Lo squalo elefante ha cinque fessure branchiali molto ampie, quasi circondano il capo dell’animale e sono rivestite di numerosissimi filamenti chiamati branchiospine, lunghi fino a 10 cm, che hanno la funzione di filtrare l’acqua (fino a 9000 litri all’ora) ed intrappolare il plancton di cui lo squalo si ciba. Ogni tanto l’enorme bocca si chiude ed il boccone viene inghiottito..
Durante il periodo invernale le branchiospine probabilmente vengono lasciate cadere per essere sostituite e l’animale inizierebbe una sorta di ibernazione, digiunando in acque profonde e sfruttando le risorse accumulate nel suo enorme fegato.

Come si è potuto comprendere la biologia dello squalo elefante presenta ancora oggi molti lati oscuri, essendo molto difficile lo studio di questo squalo nel suo ambiente naturale..

 

Plancton: organismi animali e vegetali, di piccole e microscopiche dimensioni, incapaci di opporsi ai movimenti delle correnti, quindi senza movimento autonomo completo.

Riproduzione degli squali: circa il 30% degli squali ha una riproduzione ovipara, cioè la femmina depone le uova nell'ambiente esterno, racchiuse da una capsula cornea protettiva; circa il 50% ha una riproduzione vivipara aplacentata, cioè la femmina trattiene le uova all'interno degli uteri e i piccoli, dopo essersi nutriti del sacco vitellino, escono all'esterno completamente formati; il rimanente 20% ha una riproduzione vivipara placentata, dove il piccolo squalo è in contatto con la madre attraverso una primitiva placenta e dopo aver completato lo sviluppo esce all'esterno. Anche in questo ultimo caso è presente un piccolo sacco vitellino che, una volta riassorbito, contribuisce a formare la primitiva placenta.
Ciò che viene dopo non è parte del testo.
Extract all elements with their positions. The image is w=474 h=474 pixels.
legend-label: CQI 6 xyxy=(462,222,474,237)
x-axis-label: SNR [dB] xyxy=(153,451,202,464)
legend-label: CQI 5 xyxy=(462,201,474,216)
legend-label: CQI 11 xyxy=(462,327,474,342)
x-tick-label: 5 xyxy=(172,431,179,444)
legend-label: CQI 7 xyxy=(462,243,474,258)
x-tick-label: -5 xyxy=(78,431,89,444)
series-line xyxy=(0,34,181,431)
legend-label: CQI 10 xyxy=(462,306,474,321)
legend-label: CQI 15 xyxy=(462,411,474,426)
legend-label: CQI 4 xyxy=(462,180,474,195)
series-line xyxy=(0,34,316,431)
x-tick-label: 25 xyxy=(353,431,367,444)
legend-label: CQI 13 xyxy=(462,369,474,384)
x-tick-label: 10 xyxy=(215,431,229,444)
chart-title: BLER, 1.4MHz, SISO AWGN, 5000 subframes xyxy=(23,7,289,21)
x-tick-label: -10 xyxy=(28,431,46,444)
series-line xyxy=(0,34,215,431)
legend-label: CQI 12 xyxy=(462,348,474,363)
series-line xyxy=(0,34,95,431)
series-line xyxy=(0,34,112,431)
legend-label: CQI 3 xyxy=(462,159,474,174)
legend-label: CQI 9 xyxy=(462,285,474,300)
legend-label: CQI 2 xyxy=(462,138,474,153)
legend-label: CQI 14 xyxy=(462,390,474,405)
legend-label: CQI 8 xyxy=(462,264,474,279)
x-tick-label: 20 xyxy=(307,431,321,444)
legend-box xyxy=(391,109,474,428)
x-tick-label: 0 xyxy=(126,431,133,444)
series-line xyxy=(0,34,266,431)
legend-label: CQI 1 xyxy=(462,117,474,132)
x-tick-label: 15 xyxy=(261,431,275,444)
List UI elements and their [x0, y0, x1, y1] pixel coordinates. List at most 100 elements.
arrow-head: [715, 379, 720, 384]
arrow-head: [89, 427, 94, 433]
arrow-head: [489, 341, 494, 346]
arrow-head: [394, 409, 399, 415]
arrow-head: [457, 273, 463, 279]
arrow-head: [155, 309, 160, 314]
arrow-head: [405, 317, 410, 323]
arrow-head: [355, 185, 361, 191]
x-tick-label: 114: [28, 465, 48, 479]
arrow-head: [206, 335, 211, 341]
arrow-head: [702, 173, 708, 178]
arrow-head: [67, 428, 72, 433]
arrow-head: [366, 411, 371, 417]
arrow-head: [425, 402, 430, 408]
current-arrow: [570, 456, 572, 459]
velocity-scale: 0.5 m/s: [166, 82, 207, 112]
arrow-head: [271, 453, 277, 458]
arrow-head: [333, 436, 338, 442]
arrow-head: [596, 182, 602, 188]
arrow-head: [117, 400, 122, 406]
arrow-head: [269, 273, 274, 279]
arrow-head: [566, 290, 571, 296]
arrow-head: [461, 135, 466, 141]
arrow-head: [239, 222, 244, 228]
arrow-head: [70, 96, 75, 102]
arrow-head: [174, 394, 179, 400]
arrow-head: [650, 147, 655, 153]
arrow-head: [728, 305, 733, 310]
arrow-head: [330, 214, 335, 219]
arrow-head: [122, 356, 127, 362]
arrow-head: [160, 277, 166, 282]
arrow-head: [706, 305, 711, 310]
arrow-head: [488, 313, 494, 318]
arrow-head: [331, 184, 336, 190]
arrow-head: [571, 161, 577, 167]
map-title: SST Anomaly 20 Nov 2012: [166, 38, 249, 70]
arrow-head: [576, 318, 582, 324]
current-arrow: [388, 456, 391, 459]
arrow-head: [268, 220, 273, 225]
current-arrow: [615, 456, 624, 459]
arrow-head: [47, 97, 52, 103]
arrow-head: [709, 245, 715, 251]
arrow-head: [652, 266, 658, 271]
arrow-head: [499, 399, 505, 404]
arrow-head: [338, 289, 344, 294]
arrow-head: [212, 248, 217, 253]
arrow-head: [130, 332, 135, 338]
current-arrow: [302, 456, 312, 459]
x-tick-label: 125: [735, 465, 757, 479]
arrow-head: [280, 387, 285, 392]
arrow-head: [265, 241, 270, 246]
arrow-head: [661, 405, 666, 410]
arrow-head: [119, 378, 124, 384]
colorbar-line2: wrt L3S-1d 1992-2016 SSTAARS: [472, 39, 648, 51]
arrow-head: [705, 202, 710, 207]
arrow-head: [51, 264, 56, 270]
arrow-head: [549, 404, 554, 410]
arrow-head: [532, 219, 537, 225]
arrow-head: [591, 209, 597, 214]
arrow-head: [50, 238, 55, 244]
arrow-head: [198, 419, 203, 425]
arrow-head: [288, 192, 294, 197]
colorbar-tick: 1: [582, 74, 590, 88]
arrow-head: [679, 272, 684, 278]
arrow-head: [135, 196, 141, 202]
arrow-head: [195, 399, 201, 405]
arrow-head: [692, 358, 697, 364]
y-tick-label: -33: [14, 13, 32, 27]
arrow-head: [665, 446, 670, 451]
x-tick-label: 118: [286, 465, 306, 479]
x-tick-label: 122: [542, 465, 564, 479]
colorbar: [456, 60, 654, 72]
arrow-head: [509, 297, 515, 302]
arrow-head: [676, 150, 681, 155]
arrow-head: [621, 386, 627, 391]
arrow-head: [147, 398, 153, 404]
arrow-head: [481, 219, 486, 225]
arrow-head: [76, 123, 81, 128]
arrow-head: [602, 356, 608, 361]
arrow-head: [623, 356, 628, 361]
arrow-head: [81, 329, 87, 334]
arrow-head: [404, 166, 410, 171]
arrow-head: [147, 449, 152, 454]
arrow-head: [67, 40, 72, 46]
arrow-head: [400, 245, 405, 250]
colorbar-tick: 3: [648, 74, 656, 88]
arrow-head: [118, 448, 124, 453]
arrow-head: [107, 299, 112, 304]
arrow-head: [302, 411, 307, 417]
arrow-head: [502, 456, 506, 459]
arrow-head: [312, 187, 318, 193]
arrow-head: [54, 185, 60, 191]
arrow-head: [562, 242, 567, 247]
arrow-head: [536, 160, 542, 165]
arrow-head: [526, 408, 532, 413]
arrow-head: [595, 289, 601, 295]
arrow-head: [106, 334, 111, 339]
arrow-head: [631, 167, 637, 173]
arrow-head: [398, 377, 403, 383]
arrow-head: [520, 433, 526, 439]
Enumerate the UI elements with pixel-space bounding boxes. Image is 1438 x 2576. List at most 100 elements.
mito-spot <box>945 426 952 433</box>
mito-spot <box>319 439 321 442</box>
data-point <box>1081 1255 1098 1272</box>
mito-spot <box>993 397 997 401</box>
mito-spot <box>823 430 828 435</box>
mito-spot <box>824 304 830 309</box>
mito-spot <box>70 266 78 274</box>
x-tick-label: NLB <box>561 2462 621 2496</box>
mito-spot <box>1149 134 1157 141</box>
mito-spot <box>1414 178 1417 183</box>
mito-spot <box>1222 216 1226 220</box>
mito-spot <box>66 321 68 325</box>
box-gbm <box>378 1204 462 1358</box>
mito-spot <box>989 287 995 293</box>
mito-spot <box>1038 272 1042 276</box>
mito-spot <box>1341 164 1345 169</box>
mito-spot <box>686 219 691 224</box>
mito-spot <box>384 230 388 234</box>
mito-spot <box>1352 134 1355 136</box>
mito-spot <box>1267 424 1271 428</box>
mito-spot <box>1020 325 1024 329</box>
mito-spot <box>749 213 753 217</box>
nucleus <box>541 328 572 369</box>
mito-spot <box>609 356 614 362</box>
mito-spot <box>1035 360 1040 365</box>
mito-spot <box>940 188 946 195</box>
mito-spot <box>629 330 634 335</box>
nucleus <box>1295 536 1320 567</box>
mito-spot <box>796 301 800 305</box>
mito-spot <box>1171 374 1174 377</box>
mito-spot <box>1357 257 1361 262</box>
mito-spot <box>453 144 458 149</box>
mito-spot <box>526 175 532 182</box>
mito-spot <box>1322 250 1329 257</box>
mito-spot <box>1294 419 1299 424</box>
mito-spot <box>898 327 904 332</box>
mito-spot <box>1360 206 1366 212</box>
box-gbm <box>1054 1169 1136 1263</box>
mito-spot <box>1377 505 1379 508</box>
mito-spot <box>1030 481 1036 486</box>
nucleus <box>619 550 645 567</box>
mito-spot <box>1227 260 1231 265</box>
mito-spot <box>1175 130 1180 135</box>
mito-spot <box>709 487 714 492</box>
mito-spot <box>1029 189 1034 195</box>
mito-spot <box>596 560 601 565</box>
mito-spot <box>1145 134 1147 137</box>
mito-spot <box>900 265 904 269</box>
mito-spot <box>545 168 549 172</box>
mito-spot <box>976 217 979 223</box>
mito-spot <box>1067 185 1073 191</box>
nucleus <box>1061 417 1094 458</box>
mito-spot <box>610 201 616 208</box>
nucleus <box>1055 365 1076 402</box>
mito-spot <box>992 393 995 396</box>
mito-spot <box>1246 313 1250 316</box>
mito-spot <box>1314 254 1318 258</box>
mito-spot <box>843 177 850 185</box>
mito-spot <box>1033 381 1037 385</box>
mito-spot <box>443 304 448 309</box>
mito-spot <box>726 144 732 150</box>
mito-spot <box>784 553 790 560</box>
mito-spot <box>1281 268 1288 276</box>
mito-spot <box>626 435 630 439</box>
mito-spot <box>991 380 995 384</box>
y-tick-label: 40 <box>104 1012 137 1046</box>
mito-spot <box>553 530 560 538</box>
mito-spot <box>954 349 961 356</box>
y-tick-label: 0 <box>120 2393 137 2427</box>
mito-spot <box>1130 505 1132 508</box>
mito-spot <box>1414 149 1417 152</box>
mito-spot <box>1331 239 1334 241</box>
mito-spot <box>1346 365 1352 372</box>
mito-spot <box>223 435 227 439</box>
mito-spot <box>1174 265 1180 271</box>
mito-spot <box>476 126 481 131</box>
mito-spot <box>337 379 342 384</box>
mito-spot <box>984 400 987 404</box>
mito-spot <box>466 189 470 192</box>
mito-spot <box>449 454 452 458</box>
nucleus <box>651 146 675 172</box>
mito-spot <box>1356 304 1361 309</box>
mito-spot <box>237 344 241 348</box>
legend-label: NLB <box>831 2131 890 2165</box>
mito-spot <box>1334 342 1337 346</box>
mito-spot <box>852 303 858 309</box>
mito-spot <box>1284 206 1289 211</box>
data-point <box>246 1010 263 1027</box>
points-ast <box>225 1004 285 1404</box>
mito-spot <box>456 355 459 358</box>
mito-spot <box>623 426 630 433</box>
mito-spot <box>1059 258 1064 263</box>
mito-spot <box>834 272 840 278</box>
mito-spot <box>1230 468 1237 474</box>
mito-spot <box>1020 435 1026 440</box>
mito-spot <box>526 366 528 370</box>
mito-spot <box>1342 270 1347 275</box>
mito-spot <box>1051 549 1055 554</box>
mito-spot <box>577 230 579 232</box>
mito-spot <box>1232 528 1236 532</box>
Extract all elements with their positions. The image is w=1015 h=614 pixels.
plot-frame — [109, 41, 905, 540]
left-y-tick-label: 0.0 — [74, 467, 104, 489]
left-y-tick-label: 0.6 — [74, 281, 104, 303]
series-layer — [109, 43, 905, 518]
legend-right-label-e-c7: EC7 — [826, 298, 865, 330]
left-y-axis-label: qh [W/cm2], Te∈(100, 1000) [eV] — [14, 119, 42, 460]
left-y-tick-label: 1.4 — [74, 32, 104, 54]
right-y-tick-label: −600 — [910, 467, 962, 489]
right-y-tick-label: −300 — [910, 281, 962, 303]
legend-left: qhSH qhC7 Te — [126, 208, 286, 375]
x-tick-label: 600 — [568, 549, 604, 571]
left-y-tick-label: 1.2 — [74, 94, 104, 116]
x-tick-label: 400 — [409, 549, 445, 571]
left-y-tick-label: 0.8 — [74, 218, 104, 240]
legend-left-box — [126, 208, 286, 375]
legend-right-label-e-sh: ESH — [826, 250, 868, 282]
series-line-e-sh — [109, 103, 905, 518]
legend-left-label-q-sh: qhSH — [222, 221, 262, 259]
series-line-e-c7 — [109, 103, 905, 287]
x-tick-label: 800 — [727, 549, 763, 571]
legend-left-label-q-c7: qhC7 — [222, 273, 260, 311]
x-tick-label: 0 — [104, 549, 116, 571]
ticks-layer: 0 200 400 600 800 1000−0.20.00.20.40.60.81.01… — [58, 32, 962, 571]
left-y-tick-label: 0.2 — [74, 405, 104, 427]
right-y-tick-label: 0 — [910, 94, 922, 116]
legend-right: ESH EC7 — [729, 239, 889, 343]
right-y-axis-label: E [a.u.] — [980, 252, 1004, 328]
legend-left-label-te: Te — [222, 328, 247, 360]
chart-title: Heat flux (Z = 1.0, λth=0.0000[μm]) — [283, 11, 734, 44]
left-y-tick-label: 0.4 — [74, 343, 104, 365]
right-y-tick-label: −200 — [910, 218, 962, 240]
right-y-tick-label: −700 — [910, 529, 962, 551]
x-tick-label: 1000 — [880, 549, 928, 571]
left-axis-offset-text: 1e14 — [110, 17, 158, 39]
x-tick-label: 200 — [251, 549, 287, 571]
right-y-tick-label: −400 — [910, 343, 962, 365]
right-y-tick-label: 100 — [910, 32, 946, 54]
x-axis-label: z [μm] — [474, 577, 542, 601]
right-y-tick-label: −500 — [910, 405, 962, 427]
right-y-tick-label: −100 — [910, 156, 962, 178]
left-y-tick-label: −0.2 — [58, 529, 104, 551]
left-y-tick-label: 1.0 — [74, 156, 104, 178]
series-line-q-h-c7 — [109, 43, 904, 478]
Nella riproduzione vivipara aplacentata possono manifestarsi due situazioni particolari:
1) oofagia, quando i piccoli di squalo, nell'utero materno, una volta utilizzato il sacco vitellino, si nutrono di uova non fecondate che la madre continua a produrre.
2) adelfofagia, quando i piccoli di squalo, uno per ogni utero materno, si nutrono dei "fratelli" (cannibalismo intra-uterino) e quindi nascono soltanto due piccoli.